ACR Personal Locator Beacon Assists in Pinpointing Location of Downed Alaska Bush Pilot
|Name||George C. Strother|
|Product Name||ACR MicroFix|
|Date of Rescue||07/17/2010|
|Saved By||LifeMed Alaska|
George Strother, 62, a veteran Alaska commercial pilot clearly understands the demands and danger of flying small planes in remote areas. Over the years, Strother has had his share of bad landings. On July 17, 2011, a crash almost claimed his life when his amphibian airplane flipped over as he attempted to land on a lake, leaving him upside down and underwater with two badly broken legs.
Training, clear thinking, and help from witnesses to the crash helped Strother clear the wreckage. A 911 cell phone call notified emergency authorities of his situation, while activation of his ACR MicroFix™ Personal Locator Beacon quickly established his precise GPS coordinates to guide the rescuers directly to his location. Here's George's story in his own words: I had just finished the annual inspection of my Lake Amphibian LA4-200-EP and decided my first flight would be to head WNW from a private strip near my home in Wasilla, some 70 miles to Hewlett Lake, to visit friends and spend a day fishing. After my arrival, I caught a couple of nice Northern Pike and decided to stay for dinner, then called my wife, Fran, to say that I'd be heading home. The water conditions were glassy, completely flat, which is difficult landing conditions because of the lack of depth perception for the pilot. I decided after dinner and before I headed home to do some practice landings.
The first attempt was a bounce and unsuccessful. On the second attempt, I was coming in just right (150 ft. per minute down) but apparently the plane nose was too low as once the plane hit the water, the nose crumpled and immediately flipped. It all happened so fast that I didn't even have time to draw a breath. The windshield was gone, water filled the cabin and I was strapped into the seat upside down with two broken legs (though at the time I didn't know it). The water pressure had pushed me back into the passenger compartment where I struggled to release the seat belt, which I managed to do after four tries.
Previously safety training teaches pilots in this situation to keep focused taking one-step at a time and to keep your orientation, which I did by grabbing onto the broken windshield frame, even though I cut my hand I knew where I was and where I needed to go. As I started to swim out of the windshield opening, my right hip boot was entangled under the instrument panel and I had to get my leg out of the hip boot before swimming clear of the plane then up to the surface. Having eventually freed myself of the wreck and surfacing I could not pull the inflation tab on my life vest, so I swam back to the wing and pulled myself partially up on the wing and found the inflation tab, and inflated the life jacket. While all of this was happening, my friend who owns the lodge, saw my predicament and boated over to my location. Seeing my condition she used her cell phone to call 911, which then contacted a private air-ambulance service to respond.

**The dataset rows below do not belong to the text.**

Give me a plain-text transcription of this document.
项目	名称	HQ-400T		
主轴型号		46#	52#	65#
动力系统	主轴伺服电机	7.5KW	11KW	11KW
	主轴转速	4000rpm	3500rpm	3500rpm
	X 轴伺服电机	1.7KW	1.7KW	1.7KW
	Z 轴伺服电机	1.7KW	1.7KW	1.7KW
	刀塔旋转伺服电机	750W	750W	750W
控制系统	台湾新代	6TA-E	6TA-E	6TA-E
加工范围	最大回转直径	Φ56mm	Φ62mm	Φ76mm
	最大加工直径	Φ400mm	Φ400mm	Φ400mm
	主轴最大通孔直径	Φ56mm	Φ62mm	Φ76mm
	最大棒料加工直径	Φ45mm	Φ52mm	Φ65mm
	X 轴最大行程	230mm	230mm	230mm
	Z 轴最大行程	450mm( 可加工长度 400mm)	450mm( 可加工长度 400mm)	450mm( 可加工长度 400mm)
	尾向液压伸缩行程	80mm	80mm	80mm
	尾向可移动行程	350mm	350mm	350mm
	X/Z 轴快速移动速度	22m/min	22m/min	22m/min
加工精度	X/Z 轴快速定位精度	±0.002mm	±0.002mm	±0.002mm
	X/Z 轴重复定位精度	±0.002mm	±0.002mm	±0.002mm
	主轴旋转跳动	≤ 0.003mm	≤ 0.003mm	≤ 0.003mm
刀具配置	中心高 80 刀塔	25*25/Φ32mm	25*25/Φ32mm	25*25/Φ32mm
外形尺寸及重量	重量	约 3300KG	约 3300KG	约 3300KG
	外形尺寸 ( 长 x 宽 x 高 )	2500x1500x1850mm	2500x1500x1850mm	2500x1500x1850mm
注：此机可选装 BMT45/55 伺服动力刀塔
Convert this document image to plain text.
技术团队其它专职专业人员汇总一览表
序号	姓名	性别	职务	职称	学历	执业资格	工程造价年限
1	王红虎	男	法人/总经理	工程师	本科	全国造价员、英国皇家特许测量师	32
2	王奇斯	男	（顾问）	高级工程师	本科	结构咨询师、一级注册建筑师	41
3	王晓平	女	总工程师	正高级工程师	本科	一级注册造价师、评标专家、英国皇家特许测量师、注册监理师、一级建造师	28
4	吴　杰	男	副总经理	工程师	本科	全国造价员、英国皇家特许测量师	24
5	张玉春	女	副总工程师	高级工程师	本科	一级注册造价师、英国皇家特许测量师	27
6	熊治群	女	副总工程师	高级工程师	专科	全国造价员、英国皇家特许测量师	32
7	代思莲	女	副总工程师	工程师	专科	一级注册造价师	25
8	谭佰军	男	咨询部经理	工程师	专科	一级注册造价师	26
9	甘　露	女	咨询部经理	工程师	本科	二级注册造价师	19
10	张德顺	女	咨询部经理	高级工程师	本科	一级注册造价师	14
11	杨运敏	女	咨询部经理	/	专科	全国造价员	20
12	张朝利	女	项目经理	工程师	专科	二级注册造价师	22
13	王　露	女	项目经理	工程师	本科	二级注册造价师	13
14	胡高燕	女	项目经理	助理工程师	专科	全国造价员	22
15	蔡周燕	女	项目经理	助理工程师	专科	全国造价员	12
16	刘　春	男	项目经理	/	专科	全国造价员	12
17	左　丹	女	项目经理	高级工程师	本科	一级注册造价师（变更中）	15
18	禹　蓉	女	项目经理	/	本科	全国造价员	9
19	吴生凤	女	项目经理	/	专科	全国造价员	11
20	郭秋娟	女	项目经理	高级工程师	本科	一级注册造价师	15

Soon help was on the way, a 45-minute flight, and I was cold and hurting. I called my wife on the cell phone to tell her matter-of-factly that I crashed and had broken both legs, but not to worry that help was on the way. I activated my PLB so Search and Rescue could acquire my exact GPS coordinates and forward them to the air ambulance. Within 5 minutes of activating the MicroFix™, the rescue chopper crew had the information and were heading directly to me. From the time of the crash to my arrival at the emergency room was three and a half hours. Epilogue from George: Being in Alaska and flying for 36 years in the bush, I'm a major proponent of being prepared for any contingency, including emergencies.
In 2007, I purchased my ACR 406 MHz PLB through REI. In 2009, upon learning that satellites were no longer monitoring aircraft 121.5 MHz emergency locator transmitters (ELT), I upgraded to a 406 MHz ELT. As it turned out, in this incident, though the ELT activated, it could not work as the antenna was on top of the plane which was upside down, and the antenna was completely underwater, so the signal never reached the satellites. My PLB, however, which also was underwater in a pocket of my life jacket, worked fine once I was out of the water and able to deploy the antenna and activate it.
Learning from this situation, my advice to fellow pilots is to carry a PLB on their vest or flight jackets. In the event they survive a crash where ELT is damaged or disabled the PLB is invaluable insurance.
Update (April 2011): George Strother is keeping busy spending his days reading and working on his various hobbies, including woodworking, gardening and ham radio operation. While his badly shattered left leg mends (two titanium plates and 19 screws), George is confined to a wheelchair. He hopes to be walking by the end of summer 2011. His plane was totaled and sold off for parts. Though George doesn't plan to purchase another plane, he hopes to continue flying in the future with rental airplanes, and will always carry his PLB.
A fine, well built unit, that worked perfectly. Also many thanks for the free overhaul after an emergency use.